Comment avoir des idées meilleures et plus créatives?

Africa-PressCentrAfricaine. Nous supposons à tort que les meilleures idées nous viennent rapidement – une illusion cognitive qui limite notre créativité.

Que vous soyez un scénariste essayant de trouver le bon rebondissement pour le prochain épisode de votre sitcom, un entrepreneur cherchant le nom d’un nouveau produit ou un programmeur essayant de corriger un bug logiciel, vous connaissez ce sentiment.

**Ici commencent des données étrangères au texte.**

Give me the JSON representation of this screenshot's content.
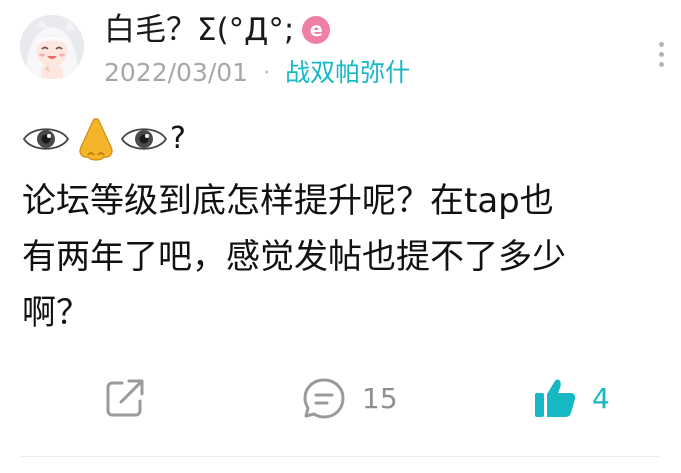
{
  "post": {
    "author": {
      "name": "白毛？Σ(°Д°;",
      "badge": "e",
      "avatar_icon": "white-haired-girl-avatar"
    },
    "date": "2022/03/01",
    "separator": "·",
    "forum": "战双帕弥什",
    "emoji_sequence": [
      "eye-emoji",
      "nose-emoji",
      "eye-emoji"
    ],
    "emoji_suffix": "?",
    "body_lines": [
      "论坛等级到底怎样提升呢？在tap也",
      "有两年了吧，感觉发帖也提不了多少",
      "啊？"
    ],
    "actions": {
      "share_icon": "share-icon",
      "comment_icon": "comment-icon",
      "comment_count": "15",
      "like_icon": "thumbs-up-icon",
      "like_count": "4"
    }
  },
  "colors": {
    "accent": "#16b8c4",
    "badge": "#f07fa6",
    "meta": "#a7a7a7",
    "icon": "#9a9a9a"
  }
}
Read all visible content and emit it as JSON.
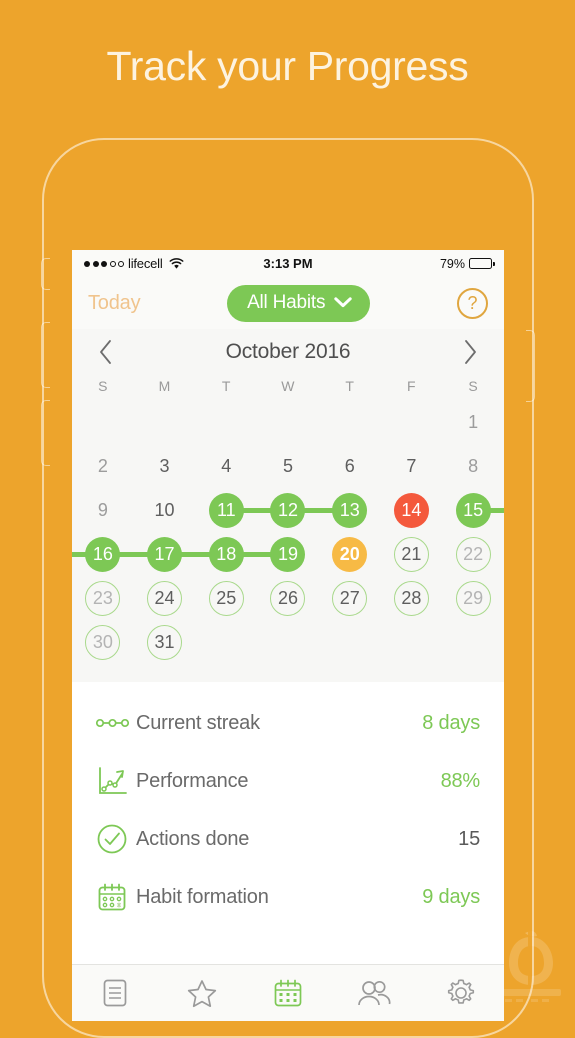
{
  "headline": "Track your Progress",
  "statusbar": {
    "carrier": "lifecell",
    "signal_dots_filled": 3,
    "signal_dots_total": 5,
    "wifi_icon": "wifi-icon",
    "time": "3:13 PM",
    "battery_percent": "79%",
    "battery_level": 79
  },
  "navbar": {
    "today_label": "Today",
    "filter_label": "All Habits",
    "filter_chevron_icon": "chevron-down-icon",
    "help_label": "?"
  },
  "monthbar": {
    "prev_icon": "chevron-left-icon",
    "title": "October 2016",
    "next_icon": "chevron-right-icon"
  },
  "calendar": {
    "day_headers": [
      "S",
      "M",
      "T",
      "W",
      "T",
      "F",
      "S"
    ],
    "weeks": [
      [
        {
          "label": "",
          "state": "empty"
        },
        {
          "label": "",
          "state": "empty"
        },
        {
          "label": "",
          "state": "empty"
        },
        {
          "label": "",
          "state": "empty"
        },
        {
          "label": "",
          "state": "empty"
        },
        {
          "label": "",
          "state": "empty"
        },
        {
          "label": "1",
          "state": "plain"
        }
      ],
      [
        {
          "label": "2",
          "state": "plain"
        },
        {
          "label": "3",
          "state": "plain-dark"
        },
        {
          "label": "4",
          "state": "plain-dark"
        },
        {
          "label": "5",
          "state": "plain-dark"
        },
        {
          "label": "6",
          "state": "plain-dark"
        },
        {
          "label": "7",
          "state": "plain-dark"
        },
        {
          "label": "8",
          "state": "plain"
        }
      ],
      [
        {
          "label": "9",
          "state": "plain"
        },
        {
          "label": "10",
          "state": "plain-dark"
        },
        {
          "label": "11",
          "state": "done"
        },
        {
          "label": "12",
          "state": "done"
        },
        {
          "label": "13",
          "state": "done"
        },
        {
          "label": "14",
          "state": "missed"
        },
        {
          "label": "15",
          "state": "done"
        }
      ],
      [
        {
          "label": "16",
          "state": "done"
        },
        {
          "label": "17",
          "state": "done"
        },
        {
          "label": "18",
          "state": "done"
        },
        {
          "label": "19",
          "state": "done"
        },
        {
          "label": "20",
          "state": "today"
        },
        {
          "label": "21",
          "state": "ring"
        },
        {
          "label": "22",
          "state": "ring-light"
        }
      ],
      [
        {
          "label": "23",
          "state": "ring-light"
        },
        {
          "label": "24",
          "state": "ring"
        },
        {
          "label": "25",
          "state": "ring"
        },
        {
          "label": "26",
          "state": "ring"
        },
        {
          "label": "27",
          "state": "ring"
        },
        {
          "label": "28",
          "state": "ring"
        },
        {
          "label": "29",
          "state": "ring-light"
        }
      ],
      [
        {
          "label": "30",
          "state": "ring-light"
        },
        {
          "label": "31",
          "state": "ring"
        },
        {
          "label": "",
          "state": "empty"
        },
        {
          "label": "",
          "state": "empty"
        },
        {
          "label": "",
          "state": "empty"
        },
        {
          "label": "",
          "state": "empty"
        },
        {
          "label": "",
          "state": "empty"
        }
      ]
    ],
    "streak_links": [
      {
        "week": 2,
        "from": 2,
        "to": 4,
        "note": "11-12-13"
      },
      {
        "week": 2,
        "from": 6,
        "to": 7,
        "note": "15 to row edge"
      },
      {
        "week": 3,
        "from": 0,
        "to": 3,
        "note": "row edge to 16-17-18-19"
      }
    ]
  },
  "stats": [
    {
      "icon": "streak-chain-icon",
      "label": "Current streak",
      "value": "8 days",
      "value_color": "green"
    },
    {
      "icon": "line-chart-icon",
      "label": "Performance",
      "value": "88%",
      "value_color": "green"
    },
    {
      "icon": "check-circle-icon",
      "label": "Actions done",
      "value": "15",
      "value_color": "neutral"
    },
    {
      "icon": "calendar-icon",
      "label": "Habit formation",
      "value": "9 days",
      "value_color": "green"
    }
  ],
  "tabbar": [
    {
      "icon": "list-icon",
      "name": "tab-list",
      "active": false
    },
    {
      "icon": "star-icon",
      "name": "tab-favorites",
      "active": false
    },
    {
      "icon": "calendar-icon",
      "name": "tab-calendar",
      "active": true
    },
    {
      "icon": "people-icon",
      "name": "tab-community",
      "active": false
    },
    {
      "icon": "gear-icon",
      "name": "tab-settings",
      "active": false
    }
  ],
  "colors": {
    "background": "#eda42c",
    "green": "#7dc855",
    "red": "#f4593c",
    "yellow": "#f7ba45",
    "ring": "#a9d98c",
    "accent_orange": "#e0a63f"
  }
}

Après un brainstorming initialement productif, vous avez de plus en plus de mal à trouver de nouvelles idées. Comme vous avez l’impression de gaspiller votre énergie, vous décidez d’en rester là et vous choisissez rapidement l’une de vos premières suggestions comme étant la meilleure solution possible.

Nous sommes nombreux à penser que la créativité décline avec le temps et que nos premières idées proviennent de nos pensées les meilleures et les plus fraîches.

Pourtant, selon les nouvelles recherches de pointe de Brian Lucas, professeur de comportement organisationnel à l’université Cornell, cette hypothèse serait totalement fausse – et nous sommes victimes d’un phénomène connu sous le nom d'”illusion de la falaise créative”.

Selon lui, les meilleures idées viennent à ceux qui attendent. Et en apprenant à faire preuve d’un peu de patience et de persévérance, nous pouvons tous trouver des solutions plus innovantes à nos problèmes.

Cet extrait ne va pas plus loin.